- To adapt footprint and capacity to market demands, around 2,900 positions globally will be impacted
- Despite this workforce reduction, Siemens Gamesa foresees adding headcount in growth areas within the company over the coming years
Siemens Gamesa today announced the next step in the implementation of its new operating model, which forms part of the Mistral strategy program and is designed to unlock the company’s full potential and enable profitable growth in the long term through a simplified and leaner structure. As a consequence, around 2,900 positions will be impacted across the company.
Following the launch of Mistral, an organizational review was initiated to identify synergies across several functions, and to adjust the manufacturing footprint and capacity to match market demands. Additionally, and in order to realize the company's projections for growth, Siemens Gamesa is working to strengthen specific areas within key leading markets to capitalize on its strong market position in offshore, as well as growing across the entire value chain and driving a project-centric business approach.

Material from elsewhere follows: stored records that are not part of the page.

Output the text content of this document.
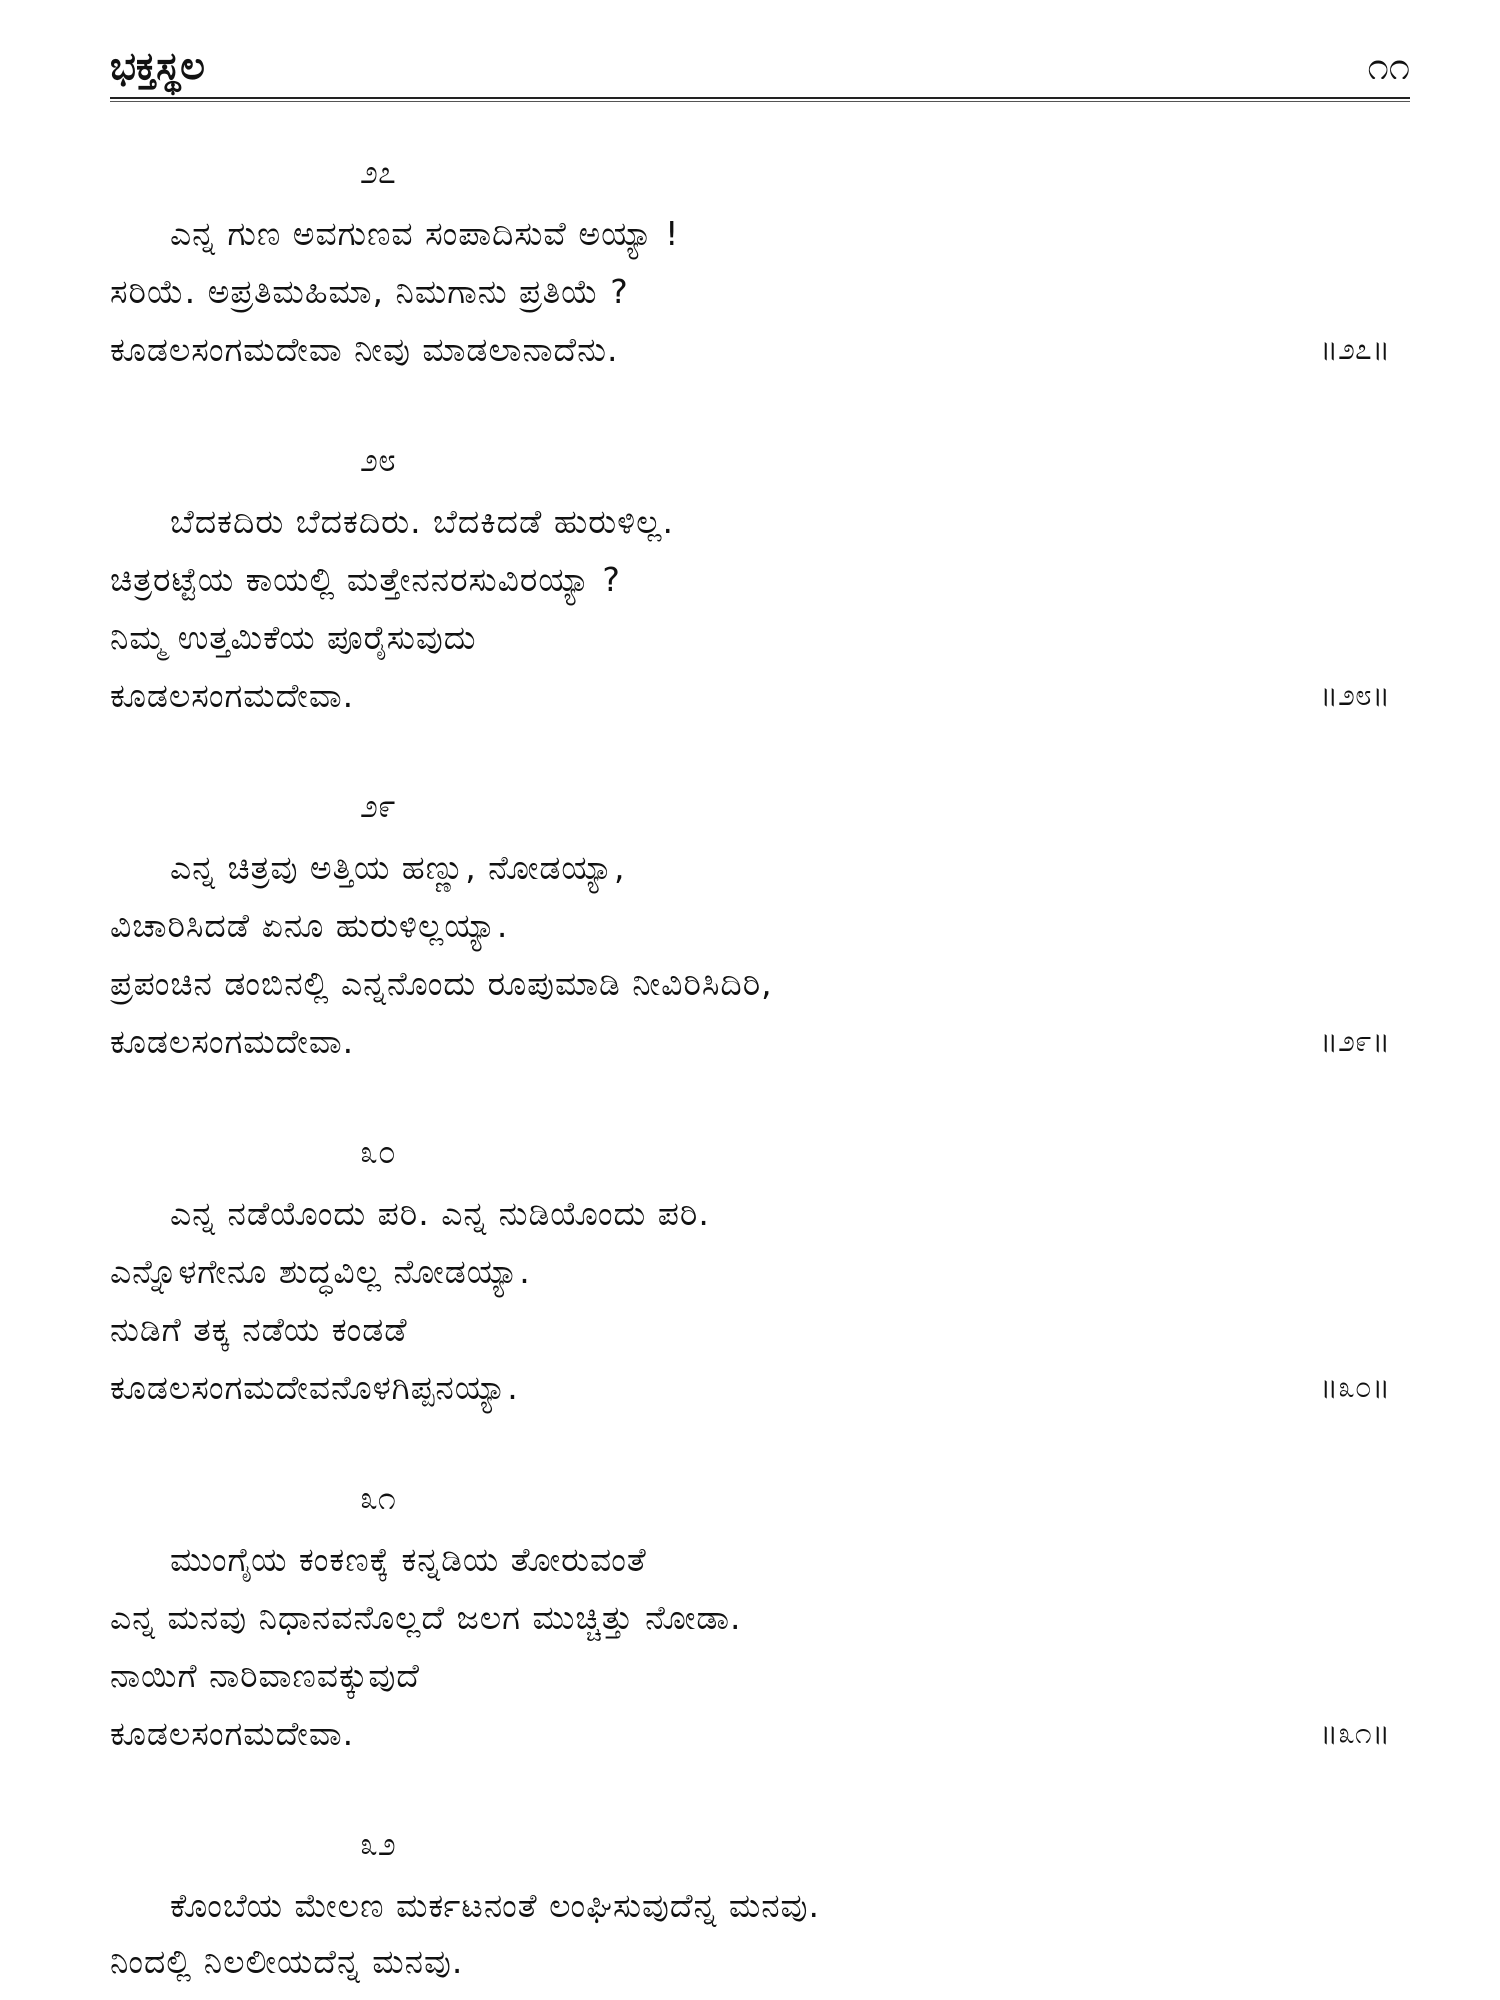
ಭಕ್ತಸ್ಥಲ	೧೧
೨೭
ಎನ್ನ ಗುಣ ಅವಗುಣವ ಸಂಪಾದಿಸುವೆ ಅಯ್ಯಾ !
ಸರಿಯೆ. ಅಪ್ರತಿಮಹಿಮಾ, ನಿಮಗಾನು ಪ್ರತಿಯೆ ?
ಕೂಡಲಸಂಗಮದೇವಾ ನೀವು ಮಾಡಲಾನಾದೆನು.	॥೨೭॥
೨೮
ಬೆದಕದಿರು ಬೆದಕದಿರು. ಬೆದಕಿದಡೆ ಹುರುಳಿಲ್ಲ.
ಚಿತ್ರರಟ್ಟೆಯ ಕಾಯಲ್ಲಿ ಮತ್ತೇನನರಸುವಿರಯ್ಯಾ ?
ನಿಮ್ಮ ಉತ್ತಮಿಕೆಯ ಪೂರೈಸುವುದು
ಕೂಡಲಸಂಗಮದೇವಾ.	॥೨೮॥
೨೯
ಎನ್ನ ಚಿತ್ರವು ಅತ್ತಿಯ ಹಣ್ಣು, ನೋಡಯ್ಯಾ,
ವಿಚಾರಿಸಿದಡೆ ಏನೂ ಹುರುಳಿಲ್ಲಯ್ಯಾ.
ಪ್ರಪಂಚಿನ ಡಂಬಿನಲ್ಲಿ ಎನ್ನನೊಂದು ರೂಪುಮಾಡಿ ನೀವಿರಿಸಿದಿರಿ,
ಕೂಡಲಸಂಗಮದೇವಾ.	॥೨೯॥
೩೦
ಎನ್ನ ನಡೆಯೊಂದು ಪರಿ. ಎನ್ನ ನುಡಿಯೊಂದು ಪರಿ.
ಎನ್ನೊಳಗೇನೂ ಶುದ್ಧವಿಲ್ಲ ನೋಡಯ್ಯಾ.
ನುಡಿಗೆ ತಕ್ಕ ನಡೆಯ ಕಂಡಡೆ
ಕೂಡಲಸಂಗಮದೇವನೊಳಗಿಪ್ಪನಯ್ಯಾ.	॥೩೦॥
೩೧
ಮುಂಗೈಯ ಕಂಕಣಕ್ಕೆ ಕನ್ನಡಿಯ ತೋರುವಂತೆ
ಎನ್ನ ಮನವು ನಿಧಾನವನೊಲ್ಲದೆ ಜಲಗ ಮುಚ್ಚಿತ್ತು ನೋಡಾ.
ನಾಯಿಗೆ ನಾರಿವಾಣವಕ್ಕುವುದೆ
ಕೂಡಲಸಂಗಮದೇವಾ.	॥೩೧॥
೩೨
ಕೊಂಬೆಯ ಮೇಲಣ ಮರ್ಕಟನಂತೆ ಲಂಘಿಸುವುದೆನ್ನ ಮನವು.
ನಿಂದಲ್ಲಿ ನಿಲಲೀಯದೆನ್ನ ಮನವು.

Around 2,900 positions will be impacted globally, particularly in Siemens Gamesa’s major European countries: Denmark (800), Germany (300), Spain (475) and the United Kingdom (50). Further reductions are planned in other countries across the world, and details for all affected countries will be defined in negotiations with the workers’ councils.
“It is never easy to make such a decision, but now is the time to take decisive and necessary actions to turn the company around and ensure a sustainable future. We need to build a stronger and more competitive Siemens Gamesa to secure our position as a key player in the green energy transition,” said Siemens Gamesa CEO Jochen Eickholt.
The company will closely collaborate with employee representatives to minimize the impact of this adjustment, prioritizing natural attrition and internal transfers. The negotiation period will start at the beginning of October 2022.
The new operating model and organizational structure will become effective on January 1, 2023, while headcount will be adjusted accordingly following negotiations with the workers’ councils, and no later than fiscal year 2025.